MR. CHRISTOPHER: Debt release for Jordan is proceeding through our Congress at an unusually rapid pace. President Clinton, has written to the Paris Club a couple of days ago recommending debt relief for Jordan. In addition to that we have other legislation which is pending in Congress with respect to the access defense articles which is a reflection of the new environment here in the Middle East. The U.S. is doing its part and will continue to do its part. Under the trilateral meeting which will take place in September as well as our involvement in the leadership role in the Casablanca conference in late October.
Q: [About Fundamental Islam]
KING HUSSEIN: We are a democracy as you know. But we don’t have any activities which are illegal. And as far another subject, that of terrorism, we are against in every form, everywhere.
Q: [About the prisoners]
PM RABIN: Well, as you know, we have released over four thousand Palestinian prisoners. We offered to members of what we call the the rejectionists, (their headquarters are in Syria) if they will sign a paper in which they say we support the peace, we are committed to refrain from terror and violence. Several hundred refused to sign. If they refuse to sign, we can not reduce whatever their sentence holds.

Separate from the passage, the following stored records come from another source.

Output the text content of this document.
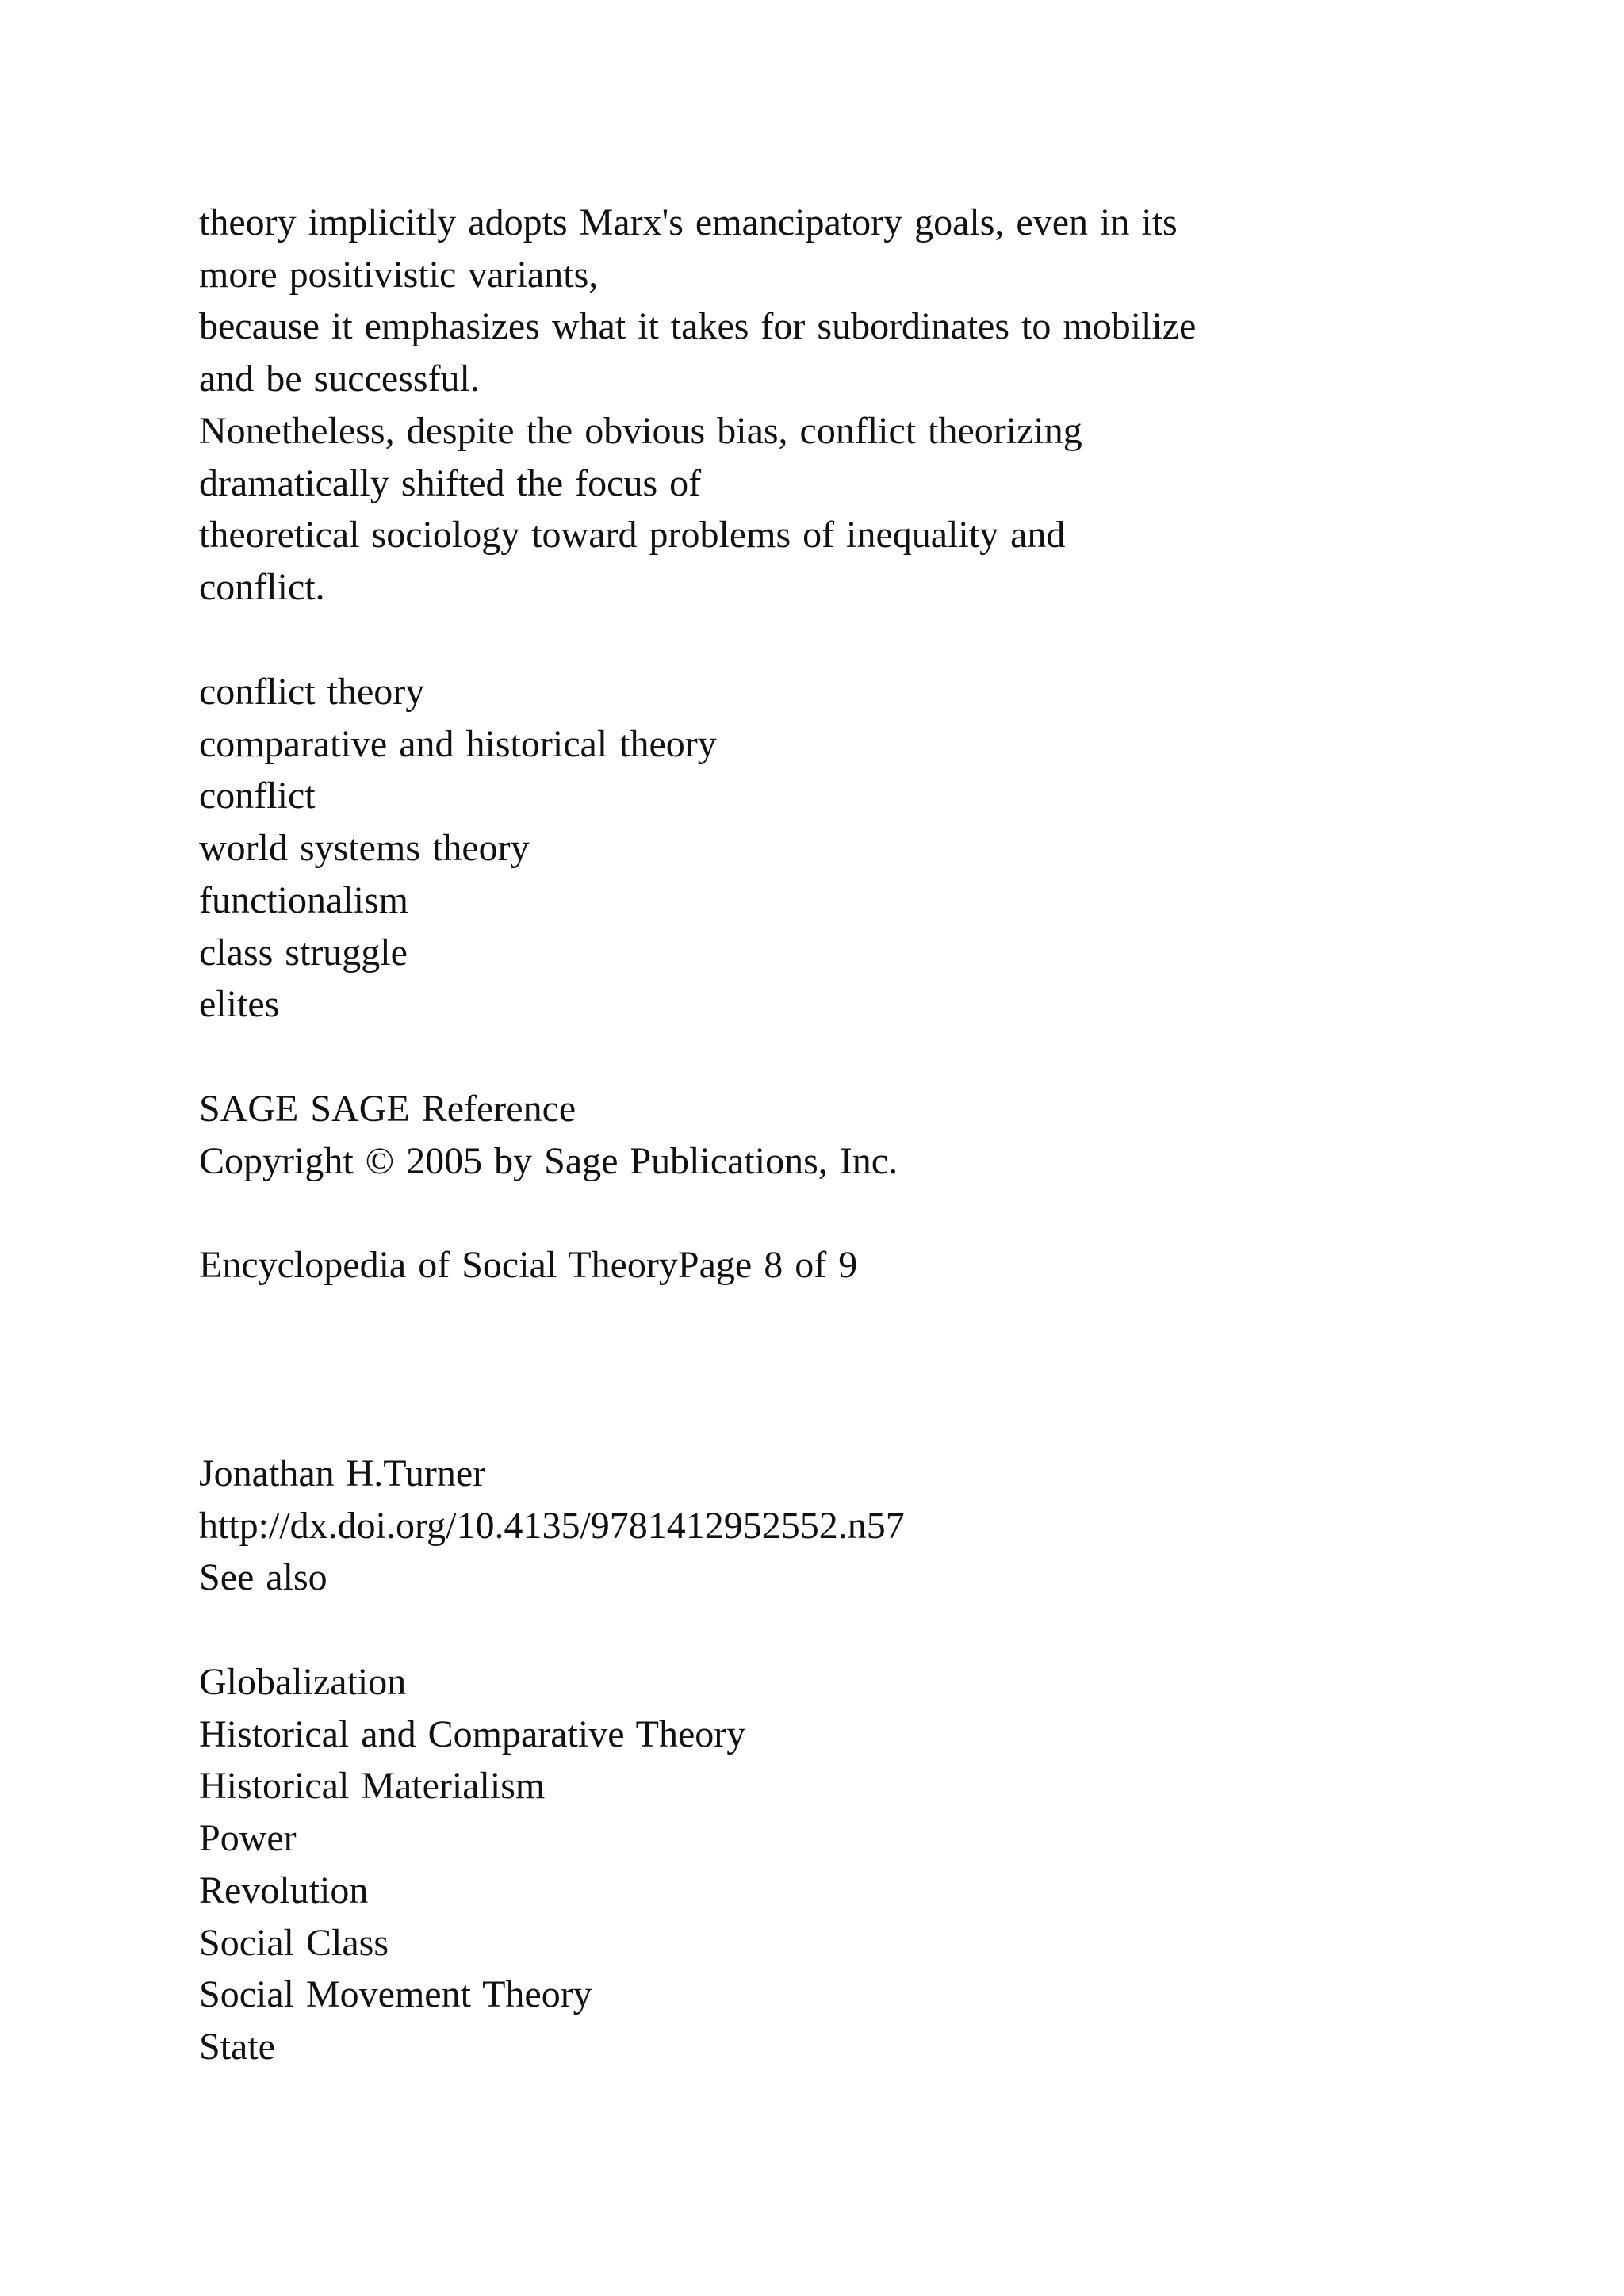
theory implicitly adopts Marx's emancipatory goals, even in its
more positivistic variants,
because it emphasizes what it takes for subordinates to mobilize
and be successful.
Nonetheless, despite the obvious bias, conflict theorizing
dramatically shifted the focus of
theoretical sociology toward problems of inequality and
conflict.
conflict theory
comparative and historical theory
conflict
world systems theory
functionalism
class struggle
elites
SAGE SAGE Reference
Copyright © 2005 by Sage Publications, Inc.
Encyclopedia of Social TheoryPage 8 of 9
Jonathan H.Turner
http://dx.doi.org/10.4135/9781412952552.n57
See also
Globalization
Historical and Comparative Theory
Historical Materialism
Power
Revolution
Social Class
Social Movement Theory
State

As far as those who belong to the terror groups who declared that they will continue to carry out terror activities against Israelis and against Palestinians. In the last month, more Palestinians were killed by Palestinians than Israelis by Palestinians.
Q: What can you tell us about progress between Israel and Syria?
MR. CHRISTOPHER: During this trip I had a good meeting with Prime Minister Rabin, not long after I arrived on Saturday night, and yesterday I met for five hours with President Assad in Damascus. I would say that we are laying the groundwork for progress on that very important track. Both of my meetings were constructive. We have a great distance to go there. But the parties are very serious about the matter and I think these meetings in the region on this trip have begun to lay the groundwork for progress for peace.